The break-even point depends on your batch job duration and frequency. For nightly jobs over 2 hours, spot almost always wins. For 10-minute jobs, the overhead might negate savings.

Next Steps: Implementing Your Spot Migration

Start small. Don't migrate your entire training pipeline on day one:

  1. Instrument one batch job with the checkpoint handler above. Run it on spot alongside your on-demand version for comparison.

  2. Set up monitoring with these key metrics:

    • Spot interruption rate by provider/region
    • Checkpoint save/load latency
    • Effective cost per million embeddings/tokens
    • Job completion rate (with/without spot)
  3. Implement chaos testing: Randomly terminate instances during development to verify recovery works.
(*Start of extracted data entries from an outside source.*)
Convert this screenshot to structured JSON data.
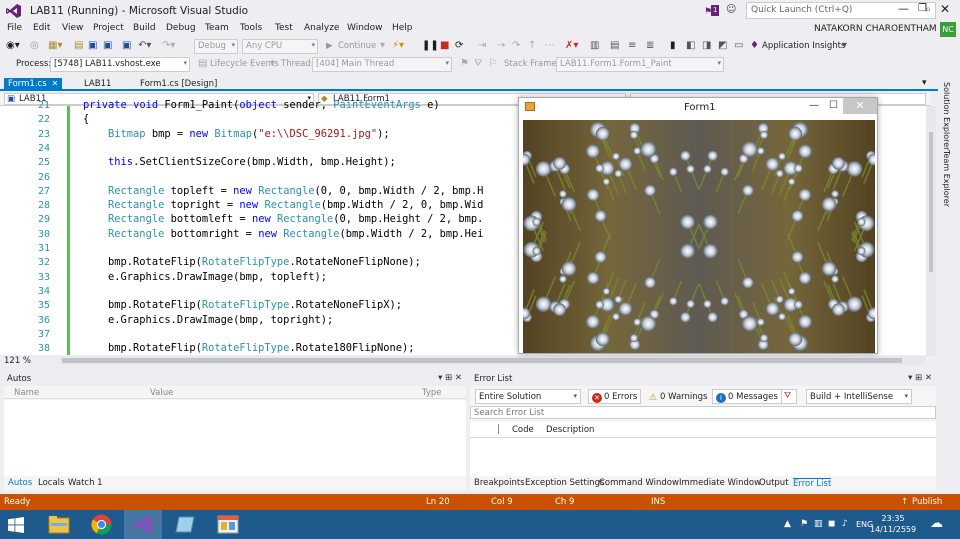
{
  "window": {
    "title": "LAB11 (Running) - Microsoft Visual Studio",
    "notification_count": "1",
    "quick_launch_placeholder": "Quick Launch (Ctrl+Q)"
  },
  "menu": {
    "items": [
      "File",
      "Edit",
      "View",
      "Project",
      "Build",
      "Debug",
      "Team",
      "Tools",
      "Test",
      "Analyze",
      "Window",
      "Help"
    ],
    "user_name": "NATAKORN CHAROENTHAM",
    "user_initials": "NC"
  },
  "toolbar": {
    "config": "Debug",
    "platform": "Any CPU",
    "continue_label": "Continue",
    "app_insights": "Application Insights"
  },
  "debug_bar": {
    "process_label": "Process:",
    "process_value": "[5748] LAB11.vshost.exe",
    "lifecycle_label": "Lifecycle Events",
    "thread_label": "Thread:",
    "thread_value": "[404] Main Thread",
    "stack_label": "Stack Frame:",
    "stack_value": "LAB11.Form1.Form1_Paint"
  },
  "tabs": [
    {
      "label": "Form1.cs",
      "active": true
    },
    {
      "label": "LAB11",
      "active": false
    },
    {
      "label": "Form1.cs [Design]",
      "active": false
    }
  ],
  "editor": {
    "nav_project": "LAB11",
    "nav_class": "LAB11.Form1",
    "zoom": "121 %",
    "line_numbers": [
      "21",
      "22",
      "23",
      "24",
      "25",
      "26",
      "27",
      "28",
      "29",
      "30",
      "31",
      "32",
      "33",
      "34",
      "35",
      "36",
      "37",
      "38"
    ],
    "code_lines": [
      "private void Form1_Paint(object sender, PaintEventArgs e)",
      "{",
      "    Bitmap bmp = new Bitmap(\"e:\\\\DSC_96291.jpg\");",
      "",
      "    this.SetClientSizeCore(bmp.Width, bmp.Height);",
      "",
      "    Rectangle topleft = new Rectangle(0, 0, bmp.Width / 2, bmp.H",
      "    Rectangle topright = new Rectangle(bmp.Width / 2, 0, bmp.Wid",
      "    Rectangle bottomleft = new Rectangle(0, bmp.Height / 2, bmp.",
      "    Rectangle bottomright = new Rectangle(bmp.Width / 2, bmp.Hei",
      "",
      "    bmp.RotateFlip(RotateFlipType.RotateNoneFlipNone);",
      "    e.Graphics.DrawImage(bmp, topleft);",
      "",
      "    bmp.RotateFlip(RotateFlipType.RotateNoneFlipX);",
      "    e.Graphics.DrawImage(bmp, topright);",
      "",
      "    bmp.RotateFlip(RotateFlipType.Rotate180FlipNone);"
    ]
  },
  "form1": {
    "title": "Form1"
  },
  "side_tabs": [
    "Solution Explorer",
    "Team Explorer"
  ],
  "autos": {
    "title": "Autos",
    "col_name": "Name",
    "col_value": "Value",
    "col_type": "Type",
    "tabs": [
      "Autos",
      "Locals",
      "Watch 1"
    ]
  },
  "error_list": {
    "title": "Error List",
    "scope": "Entire Solution",
    "errors": "0 Errors",
    "warnings": "0 Warnings",
    "messages": "0 Messages",
    "build_filter": "Build + IntelliSense",
    "search_placeholder": "Search Error List",
    "col_code": "Code",
    "col_description": "Description",
    "tabs": [
      "Breakpoints",
      "Exception Settings",
      "Command Window",
      "Immediate Window",
      "Output",
      "Error List"
    ]
  },
  "status": {
    "state": "Ready",
    "line": "Ln 20",
    "col": "Col 9",
    "ch": "Ch 9",
    "mode": "INS",
    "publish": "Publish"
  },
  "taskbar": {
    "lang": "ENG",
    "time": "23:35",
    "date": "14/11/2559"
  },
  "colors": {
    "accent": "#007acc",
    "status_bar": "#ca5100",
    "taskbar": "#1f5a8c"
  }
}
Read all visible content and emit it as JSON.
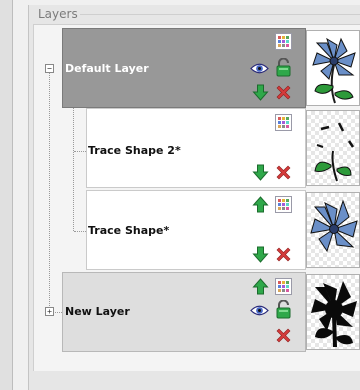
{
  "panel": {
    "title": "Layers"
  },
  "layers": [
    {
      "name": "Default Layer",
      "type": "group",
      "expanded": true
    },
    {
      "name": "Trace Shape 2*",
      "type": "shape"
    },
    {
      "name": "Trace Shape*",
      "type": "shape"
    },
    {
      "name": "New Layer",
      "type": "group",
      "expanded": false
    }
  ],
  "icons": {
    "properties": "grid-properties-icon",
    "visibility": "eye-icon",
    "lock": "padlock-icon",
    "move_up": "green-up-arrow-icon",
    "move_down": "green-down-arrow-icon",
    "delete": "red-x-icon"
  },
  "colors": {
    "group_selected_bg": "#989898",
    "group_bg": "#dedede",
    "shape_bg": "#ffffff",
    "arrow_green": "#2fa84a",
    "delete_red": "#d43b3b",
    "flower_blue": "#6a8fc8"
  }
}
Use Kubernetes pod disruption budgets or AWS Fault Injection Simulator.

  4. Create rollback procedures: When spot prices spike 10x (it happens), automatically route to on-demand with alerting.

  5. Negotiate with providers: Once you're spending thousands monthly on spot, talk to Lambda Labs or AWS about reserved spot capacity or custom pricing.

The final truth about spot GPU instances: they're not unreliable, they're differently reliable. With checkpointing, you're not avoiding interruptions — you're making them cost less than the savings. That 70% discount becomes real when your batch job pauses for 3 minutes instead of starting over.

Your A10G at $0.78/hr is waiting. It might get taken back tomorrow, but your checkpoint handler will be ready.